Data Analyst Werkstudent
XP (X-ray production) and D&A (Digital & Automation Team)
Company:
Siemens Healthineers
Location:
Erlangen, Germany
Year:
04/2023 - Current
Overview
I’ve been working at Siemens Healthineers for over 2.5 years, where I’ve grown from building data pipelines to creating tools that make complex healthcare systems raw data easier to understand.
My journey began in the X-ray Production (XP) team, where I focused on transforming raw technical data into something structured and meaningful.
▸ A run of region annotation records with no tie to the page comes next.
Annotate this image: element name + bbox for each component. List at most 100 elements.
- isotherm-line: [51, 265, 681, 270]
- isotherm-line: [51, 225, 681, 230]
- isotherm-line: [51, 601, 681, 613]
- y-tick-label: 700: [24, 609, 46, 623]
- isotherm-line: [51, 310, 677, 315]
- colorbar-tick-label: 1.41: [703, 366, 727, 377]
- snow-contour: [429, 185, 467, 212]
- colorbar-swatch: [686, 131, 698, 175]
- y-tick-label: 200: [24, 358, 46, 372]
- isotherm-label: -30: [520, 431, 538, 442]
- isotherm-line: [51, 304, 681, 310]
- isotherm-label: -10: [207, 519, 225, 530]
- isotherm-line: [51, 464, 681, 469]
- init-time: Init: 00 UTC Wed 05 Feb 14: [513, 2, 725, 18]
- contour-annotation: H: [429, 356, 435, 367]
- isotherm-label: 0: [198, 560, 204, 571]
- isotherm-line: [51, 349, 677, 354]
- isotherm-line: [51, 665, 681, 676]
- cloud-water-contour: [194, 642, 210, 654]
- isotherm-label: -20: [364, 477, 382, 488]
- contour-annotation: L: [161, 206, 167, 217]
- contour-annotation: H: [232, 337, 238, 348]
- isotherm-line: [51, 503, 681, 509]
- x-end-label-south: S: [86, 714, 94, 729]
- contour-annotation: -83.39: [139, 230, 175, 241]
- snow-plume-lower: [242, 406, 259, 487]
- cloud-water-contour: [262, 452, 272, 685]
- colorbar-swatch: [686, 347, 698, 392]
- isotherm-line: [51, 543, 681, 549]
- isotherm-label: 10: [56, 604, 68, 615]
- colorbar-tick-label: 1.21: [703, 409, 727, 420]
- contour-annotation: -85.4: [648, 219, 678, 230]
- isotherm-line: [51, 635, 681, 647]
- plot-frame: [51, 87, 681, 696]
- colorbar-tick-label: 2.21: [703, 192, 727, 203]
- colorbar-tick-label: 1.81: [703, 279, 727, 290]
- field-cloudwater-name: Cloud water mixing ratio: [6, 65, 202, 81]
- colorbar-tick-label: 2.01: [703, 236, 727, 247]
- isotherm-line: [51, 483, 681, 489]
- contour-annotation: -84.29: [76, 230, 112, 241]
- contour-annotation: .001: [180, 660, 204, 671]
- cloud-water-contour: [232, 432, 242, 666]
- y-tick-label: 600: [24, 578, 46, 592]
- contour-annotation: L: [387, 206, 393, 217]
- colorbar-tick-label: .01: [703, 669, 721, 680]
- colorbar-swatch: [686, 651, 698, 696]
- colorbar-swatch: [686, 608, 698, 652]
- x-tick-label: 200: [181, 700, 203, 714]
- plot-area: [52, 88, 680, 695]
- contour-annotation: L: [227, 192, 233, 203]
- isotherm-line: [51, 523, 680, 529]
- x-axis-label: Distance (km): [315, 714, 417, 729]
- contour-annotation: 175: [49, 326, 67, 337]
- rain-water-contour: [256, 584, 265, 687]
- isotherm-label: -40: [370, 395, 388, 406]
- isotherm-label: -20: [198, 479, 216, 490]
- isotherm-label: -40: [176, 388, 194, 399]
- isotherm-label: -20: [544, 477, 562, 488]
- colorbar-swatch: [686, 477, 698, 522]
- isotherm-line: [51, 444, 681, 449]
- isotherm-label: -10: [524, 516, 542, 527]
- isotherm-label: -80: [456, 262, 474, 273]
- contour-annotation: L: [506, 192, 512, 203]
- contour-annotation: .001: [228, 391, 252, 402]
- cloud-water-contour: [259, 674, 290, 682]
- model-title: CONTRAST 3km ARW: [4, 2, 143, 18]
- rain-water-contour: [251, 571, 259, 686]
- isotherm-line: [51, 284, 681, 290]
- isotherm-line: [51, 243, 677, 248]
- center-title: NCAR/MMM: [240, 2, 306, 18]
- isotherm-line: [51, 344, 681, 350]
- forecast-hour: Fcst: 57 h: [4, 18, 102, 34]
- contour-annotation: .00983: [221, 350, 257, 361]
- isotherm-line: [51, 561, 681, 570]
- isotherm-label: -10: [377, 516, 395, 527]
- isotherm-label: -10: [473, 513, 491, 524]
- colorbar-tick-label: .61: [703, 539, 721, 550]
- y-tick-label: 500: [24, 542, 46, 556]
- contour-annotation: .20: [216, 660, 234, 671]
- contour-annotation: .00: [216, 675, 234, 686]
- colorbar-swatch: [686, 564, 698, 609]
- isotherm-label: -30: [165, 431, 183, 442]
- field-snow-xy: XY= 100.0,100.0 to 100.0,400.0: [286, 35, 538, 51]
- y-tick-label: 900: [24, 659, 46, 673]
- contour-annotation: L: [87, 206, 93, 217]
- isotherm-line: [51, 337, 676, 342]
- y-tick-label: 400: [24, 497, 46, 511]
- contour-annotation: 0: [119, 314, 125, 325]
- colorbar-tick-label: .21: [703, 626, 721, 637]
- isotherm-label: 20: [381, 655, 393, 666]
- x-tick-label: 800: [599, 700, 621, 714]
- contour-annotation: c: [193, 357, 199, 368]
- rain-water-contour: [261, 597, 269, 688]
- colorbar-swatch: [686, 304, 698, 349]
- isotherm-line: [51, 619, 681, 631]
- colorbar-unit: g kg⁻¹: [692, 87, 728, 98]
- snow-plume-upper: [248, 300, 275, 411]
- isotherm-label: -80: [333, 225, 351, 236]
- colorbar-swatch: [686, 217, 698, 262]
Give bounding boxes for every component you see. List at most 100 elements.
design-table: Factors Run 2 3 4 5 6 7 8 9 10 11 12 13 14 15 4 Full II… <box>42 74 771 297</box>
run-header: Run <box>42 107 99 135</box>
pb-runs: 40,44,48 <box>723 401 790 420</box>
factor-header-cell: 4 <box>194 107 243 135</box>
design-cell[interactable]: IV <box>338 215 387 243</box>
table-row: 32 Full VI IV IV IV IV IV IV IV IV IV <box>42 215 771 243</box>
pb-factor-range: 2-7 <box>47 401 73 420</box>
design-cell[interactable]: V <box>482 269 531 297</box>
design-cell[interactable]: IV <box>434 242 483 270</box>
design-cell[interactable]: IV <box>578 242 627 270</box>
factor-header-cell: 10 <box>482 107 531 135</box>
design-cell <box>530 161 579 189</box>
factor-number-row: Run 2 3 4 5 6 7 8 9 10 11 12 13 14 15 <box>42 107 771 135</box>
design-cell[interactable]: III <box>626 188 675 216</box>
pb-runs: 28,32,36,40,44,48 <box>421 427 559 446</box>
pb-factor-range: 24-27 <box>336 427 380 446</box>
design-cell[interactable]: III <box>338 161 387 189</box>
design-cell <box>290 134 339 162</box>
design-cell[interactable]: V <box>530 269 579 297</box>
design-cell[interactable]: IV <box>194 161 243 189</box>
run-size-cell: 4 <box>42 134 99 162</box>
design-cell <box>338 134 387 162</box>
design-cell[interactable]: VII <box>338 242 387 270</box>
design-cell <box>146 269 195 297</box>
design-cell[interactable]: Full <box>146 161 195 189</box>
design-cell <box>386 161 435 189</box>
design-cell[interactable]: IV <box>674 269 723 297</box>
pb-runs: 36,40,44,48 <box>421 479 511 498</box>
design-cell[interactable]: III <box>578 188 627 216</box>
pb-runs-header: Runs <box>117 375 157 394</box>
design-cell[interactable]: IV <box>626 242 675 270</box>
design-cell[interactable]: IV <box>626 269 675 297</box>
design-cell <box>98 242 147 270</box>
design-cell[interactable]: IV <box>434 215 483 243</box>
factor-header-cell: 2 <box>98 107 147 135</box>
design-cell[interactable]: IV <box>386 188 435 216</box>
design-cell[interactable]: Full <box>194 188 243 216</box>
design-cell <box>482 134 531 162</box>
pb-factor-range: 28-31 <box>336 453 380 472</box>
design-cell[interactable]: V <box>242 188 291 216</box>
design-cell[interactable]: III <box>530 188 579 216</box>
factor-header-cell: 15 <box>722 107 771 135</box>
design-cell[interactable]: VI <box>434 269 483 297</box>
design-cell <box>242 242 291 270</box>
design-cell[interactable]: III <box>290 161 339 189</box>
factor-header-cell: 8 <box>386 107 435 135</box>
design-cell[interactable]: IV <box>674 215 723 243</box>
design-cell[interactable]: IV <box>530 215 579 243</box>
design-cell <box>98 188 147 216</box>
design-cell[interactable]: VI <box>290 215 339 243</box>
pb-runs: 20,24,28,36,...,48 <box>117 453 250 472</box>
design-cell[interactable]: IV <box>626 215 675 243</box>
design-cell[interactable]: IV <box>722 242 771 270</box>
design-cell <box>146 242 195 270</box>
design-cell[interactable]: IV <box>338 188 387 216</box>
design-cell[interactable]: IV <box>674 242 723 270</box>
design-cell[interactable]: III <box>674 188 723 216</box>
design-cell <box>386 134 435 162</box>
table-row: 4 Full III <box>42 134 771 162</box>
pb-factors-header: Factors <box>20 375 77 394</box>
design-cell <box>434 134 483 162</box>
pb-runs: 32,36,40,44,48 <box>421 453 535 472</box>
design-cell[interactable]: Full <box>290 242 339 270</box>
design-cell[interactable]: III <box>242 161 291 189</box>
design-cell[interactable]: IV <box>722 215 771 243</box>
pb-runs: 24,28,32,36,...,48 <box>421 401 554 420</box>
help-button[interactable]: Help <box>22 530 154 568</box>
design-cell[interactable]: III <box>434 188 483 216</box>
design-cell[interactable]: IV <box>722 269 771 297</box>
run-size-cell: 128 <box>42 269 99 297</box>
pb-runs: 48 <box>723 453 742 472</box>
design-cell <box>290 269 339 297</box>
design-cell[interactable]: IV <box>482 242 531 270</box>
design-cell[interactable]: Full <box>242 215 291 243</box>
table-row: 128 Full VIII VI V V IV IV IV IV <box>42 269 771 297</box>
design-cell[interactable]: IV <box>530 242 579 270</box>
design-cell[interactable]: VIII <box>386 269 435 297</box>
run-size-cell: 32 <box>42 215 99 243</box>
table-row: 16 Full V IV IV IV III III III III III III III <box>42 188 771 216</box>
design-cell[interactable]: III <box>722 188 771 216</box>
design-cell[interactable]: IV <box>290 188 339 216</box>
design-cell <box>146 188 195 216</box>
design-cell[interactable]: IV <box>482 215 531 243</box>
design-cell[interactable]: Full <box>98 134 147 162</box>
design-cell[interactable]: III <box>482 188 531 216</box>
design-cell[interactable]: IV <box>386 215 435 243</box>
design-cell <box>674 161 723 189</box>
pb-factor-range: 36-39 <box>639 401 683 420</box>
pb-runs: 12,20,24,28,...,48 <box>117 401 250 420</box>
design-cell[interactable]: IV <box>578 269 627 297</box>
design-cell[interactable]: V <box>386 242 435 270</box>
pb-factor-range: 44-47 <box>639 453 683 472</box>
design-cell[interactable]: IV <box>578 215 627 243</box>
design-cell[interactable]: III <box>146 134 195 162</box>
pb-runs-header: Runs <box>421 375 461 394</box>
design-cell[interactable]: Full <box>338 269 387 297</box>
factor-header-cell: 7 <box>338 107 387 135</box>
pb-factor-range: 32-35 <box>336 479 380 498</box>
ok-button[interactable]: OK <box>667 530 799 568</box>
Later, I joined the Digital & Automation (D&A) team, contributing to data architecture and visualization for the Teamplay Data Lake.
My Role
XP (X-ray Production) Team
Pipeline Overview:
Designed a modular data pipeline connecting configuration, workflow, and acquisition data stages.
Built automated extraction and transformation modules in Azure Databricks using Python (pandas, PySpark) and SQL.
Implemented schema-based modeling (similar to a Snowflake schema) to connect multi-stage manufacturing data.
Developed validation layers for data completeness, timestamp alignment, and consistency across workflow stages.
Created monitoring scripts to ensure reliability and fast recovery from failed pipeline executions.
Key Achievements:
Reduced manual data preparation time by ~70%.
Enabled continuous data flow and real-time insight generation for process analytics.
Improved overall data reliability through automated validation and timestamp-based joins.
Data model representation connecting system configurations, workflows, and acquisition data for structured analytics.
D&A – Teamplay Data Lake
Built an end-to-end cost analytics dashboard connecting MR, XP, and XMart services.
Queried and preprocessed datasets using Azure DevOps KQL (Kusto Query Language).
Implemented structured ETL workflows in Azure for data consistency.
Implemented Snowflake schema for analytical flexibility.
Designed data models and star schemas linking key cost drivers.
Developed Power BI dashboards for real-time tracking of resource usage and cost trends.
Designed and deployed a cloud-integrated data model in Azure linking datasets across multiple imaging modalities (MR, XP, XMart).
Built ETL workflows using Azure Data Factory and KQL (Kusto Query Language) for automated data ingestion and cleaning.
Defined star and bridge schemas to map platform usage, ownership, and cost attributes.
Developed Power BI dashboards visualizing real-time cloud service costs, user activities, and resource utilization.

Key Features:
Fully automated cost-tracking and monitoring workflows.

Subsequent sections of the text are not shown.